- With current estimates of wasted food reaching roughly 18% of landfill space, the USDA is reaching out to the University of Arizona's W.P. Carey School of Business to examine two potential plans for reducing that number, ASU reported last week.
- The first is to explore alternative means of selling imperfect fruit and other items through an independent system or platform to alert potential buyers of the surplus. Consumers may then visit the app or website, make selections, then allow the app to design delivery logistics and payment. Students from California Polytechnic will also participate.
- The second method is an experiment with Scan Based Trading (SBT), in which suppliers maintain ownership of food items until purchase. Retailers like Target maintain the displays until the food is sold. Suppliers can replenish directly at stores, rather than have to dispense their products through a distribution center.
The role of the supply chain is invaluable in reducing food waste. Opportunities for efficiency improvements exist at every stage of the supply chain, from improved packaging to better cold chain technology. The employment of data analytics can help assess where in the supply chain waste is most likely to occur, and then action can be taken to avoid rot, whether through early preservation (freezing) or reduced prices at the source, such as the farm from where the produce is cultivated.

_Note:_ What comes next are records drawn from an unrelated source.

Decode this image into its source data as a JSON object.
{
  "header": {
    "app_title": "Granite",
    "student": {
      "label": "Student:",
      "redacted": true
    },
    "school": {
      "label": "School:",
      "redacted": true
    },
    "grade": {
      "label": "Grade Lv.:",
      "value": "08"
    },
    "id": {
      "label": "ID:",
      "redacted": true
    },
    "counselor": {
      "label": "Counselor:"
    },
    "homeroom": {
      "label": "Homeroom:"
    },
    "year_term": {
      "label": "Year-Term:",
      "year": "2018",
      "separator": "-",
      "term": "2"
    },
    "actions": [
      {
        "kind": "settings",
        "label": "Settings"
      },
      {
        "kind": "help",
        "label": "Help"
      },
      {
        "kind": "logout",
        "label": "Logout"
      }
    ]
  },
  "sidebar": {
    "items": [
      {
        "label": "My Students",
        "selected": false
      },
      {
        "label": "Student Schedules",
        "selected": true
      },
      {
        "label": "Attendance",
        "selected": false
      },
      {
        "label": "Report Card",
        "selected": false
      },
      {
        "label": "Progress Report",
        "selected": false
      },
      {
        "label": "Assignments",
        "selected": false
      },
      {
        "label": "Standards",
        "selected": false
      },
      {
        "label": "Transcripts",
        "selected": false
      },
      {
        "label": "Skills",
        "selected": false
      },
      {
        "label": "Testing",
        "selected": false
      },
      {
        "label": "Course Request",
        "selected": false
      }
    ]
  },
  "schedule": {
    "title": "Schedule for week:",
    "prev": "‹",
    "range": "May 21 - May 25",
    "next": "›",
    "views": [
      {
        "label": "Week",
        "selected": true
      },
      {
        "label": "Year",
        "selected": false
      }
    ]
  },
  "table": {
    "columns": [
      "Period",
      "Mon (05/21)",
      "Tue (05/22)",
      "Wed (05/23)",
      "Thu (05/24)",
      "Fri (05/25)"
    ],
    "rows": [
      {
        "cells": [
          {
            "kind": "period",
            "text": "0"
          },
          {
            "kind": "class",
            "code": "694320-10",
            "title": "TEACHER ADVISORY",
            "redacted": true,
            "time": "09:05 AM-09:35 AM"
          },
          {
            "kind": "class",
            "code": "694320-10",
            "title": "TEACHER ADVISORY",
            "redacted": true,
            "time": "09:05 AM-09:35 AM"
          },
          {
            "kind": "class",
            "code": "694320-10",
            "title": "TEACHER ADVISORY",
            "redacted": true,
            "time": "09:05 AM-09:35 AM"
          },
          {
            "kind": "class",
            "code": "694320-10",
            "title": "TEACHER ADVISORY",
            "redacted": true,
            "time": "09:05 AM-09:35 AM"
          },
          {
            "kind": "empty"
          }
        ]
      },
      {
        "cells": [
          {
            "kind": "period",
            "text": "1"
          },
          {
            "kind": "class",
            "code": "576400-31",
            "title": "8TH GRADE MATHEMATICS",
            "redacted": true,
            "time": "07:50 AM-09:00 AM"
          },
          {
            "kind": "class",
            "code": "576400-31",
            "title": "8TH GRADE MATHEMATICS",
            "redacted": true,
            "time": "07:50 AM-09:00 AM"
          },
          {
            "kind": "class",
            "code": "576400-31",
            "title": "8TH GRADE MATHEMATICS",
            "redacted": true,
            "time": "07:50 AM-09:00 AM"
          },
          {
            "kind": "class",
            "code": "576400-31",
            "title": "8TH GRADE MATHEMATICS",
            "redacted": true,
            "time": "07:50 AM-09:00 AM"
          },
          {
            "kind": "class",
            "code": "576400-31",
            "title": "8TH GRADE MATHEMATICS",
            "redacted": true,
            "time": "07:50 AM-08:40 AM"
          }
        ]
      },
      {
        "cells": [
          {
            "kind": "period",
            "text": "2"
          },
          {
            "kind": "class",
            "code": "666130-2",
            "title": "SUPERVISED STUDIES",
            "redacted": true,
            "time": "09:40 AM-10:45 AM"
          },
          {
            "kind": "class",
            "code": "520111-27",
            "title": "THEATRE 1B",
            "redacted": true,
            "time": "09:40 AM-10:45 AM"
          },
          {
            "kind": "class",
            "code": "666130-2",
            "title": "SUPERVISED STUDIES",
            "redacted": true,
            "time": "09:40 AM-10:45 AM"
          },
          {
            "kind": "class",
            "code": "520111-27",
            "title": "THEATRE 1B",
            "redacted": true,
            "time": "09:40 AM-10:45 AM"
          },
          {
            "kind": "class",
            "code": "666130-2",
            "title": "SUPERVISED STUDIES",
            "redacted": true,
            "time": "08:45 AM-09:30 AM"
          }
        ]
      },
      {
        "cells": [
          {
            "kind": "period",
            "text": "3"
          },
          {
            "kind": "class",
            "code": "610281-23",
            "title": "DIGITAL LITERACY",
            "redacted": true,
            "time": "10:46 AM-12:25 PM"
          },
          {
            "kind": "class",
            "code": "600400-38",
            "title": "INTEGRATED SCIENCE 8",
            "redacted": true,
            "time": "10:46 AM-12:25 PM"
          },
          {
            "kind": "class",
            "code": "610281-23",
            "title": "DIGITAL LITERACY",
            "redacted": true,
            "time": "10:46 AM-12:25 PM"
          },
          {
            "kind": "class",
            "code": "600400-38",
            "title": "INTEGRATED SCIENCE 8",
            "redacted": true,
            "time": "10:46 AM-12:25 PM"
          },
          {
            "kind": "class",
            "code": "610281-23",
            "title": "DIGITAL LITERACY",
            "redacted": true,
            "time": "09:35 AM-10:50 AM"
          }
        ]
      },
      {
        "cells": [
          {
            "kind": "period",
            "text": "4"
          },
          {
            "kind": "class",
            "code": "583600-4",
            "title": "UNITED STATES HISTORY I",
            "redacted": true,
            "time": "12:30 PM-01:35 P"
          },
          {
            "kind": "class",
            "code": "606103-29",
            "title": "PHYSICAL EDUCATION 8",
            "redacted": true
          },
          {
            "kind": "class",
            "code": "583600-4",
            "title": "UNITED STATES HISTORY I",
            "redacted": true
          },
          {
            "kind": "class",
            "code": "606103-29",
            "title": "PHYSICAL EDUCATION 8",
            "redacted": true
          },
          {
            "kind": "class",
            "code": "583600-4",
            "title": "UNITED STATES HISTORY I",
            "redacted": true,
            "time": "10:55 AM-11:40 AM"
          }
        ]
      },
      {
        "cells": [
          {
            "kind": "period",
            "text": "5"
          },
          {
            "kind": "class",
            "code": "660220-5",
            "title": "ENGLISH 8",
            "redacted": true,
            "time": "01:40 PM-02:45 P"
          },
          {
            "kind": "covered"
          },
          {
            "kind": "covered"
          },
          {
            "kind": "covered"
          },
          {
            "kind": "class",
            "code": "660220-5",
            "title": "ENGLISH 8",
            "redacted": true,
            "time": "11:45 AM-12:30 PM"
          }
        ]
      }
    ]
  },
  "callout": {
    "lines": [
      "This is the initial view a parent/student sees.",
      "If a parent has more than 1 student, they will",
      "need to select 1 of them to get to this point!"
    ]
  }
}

However, the chain needs the cooperation of partners in transportation and retail. The best designed package will not be sufficient if it is shipped on a truck with varying or malfunctioning refrigeration, or if it is dropped en route to the freezer section. Expanding visibility of the chain to include transporters and vendors will help reduce waste, particularly if the loss of a previously viable item becomes not a write-off but a shared deduction in profits. One way to do this is to attach RFID tags or QR codes to packages so that suppliers can track a package from beginning to end of the route.
Food waste does more than leave people hungry; it also damages the environment. Food decomposition generates methane, a greenhouse gas known to be 23 times more effective at trapping heat within the atmosphere than carbon dioxide. According to the EPA, landfills account for at least 34% of U.S. methane emissions, a significant increase in our collective carbon footprint.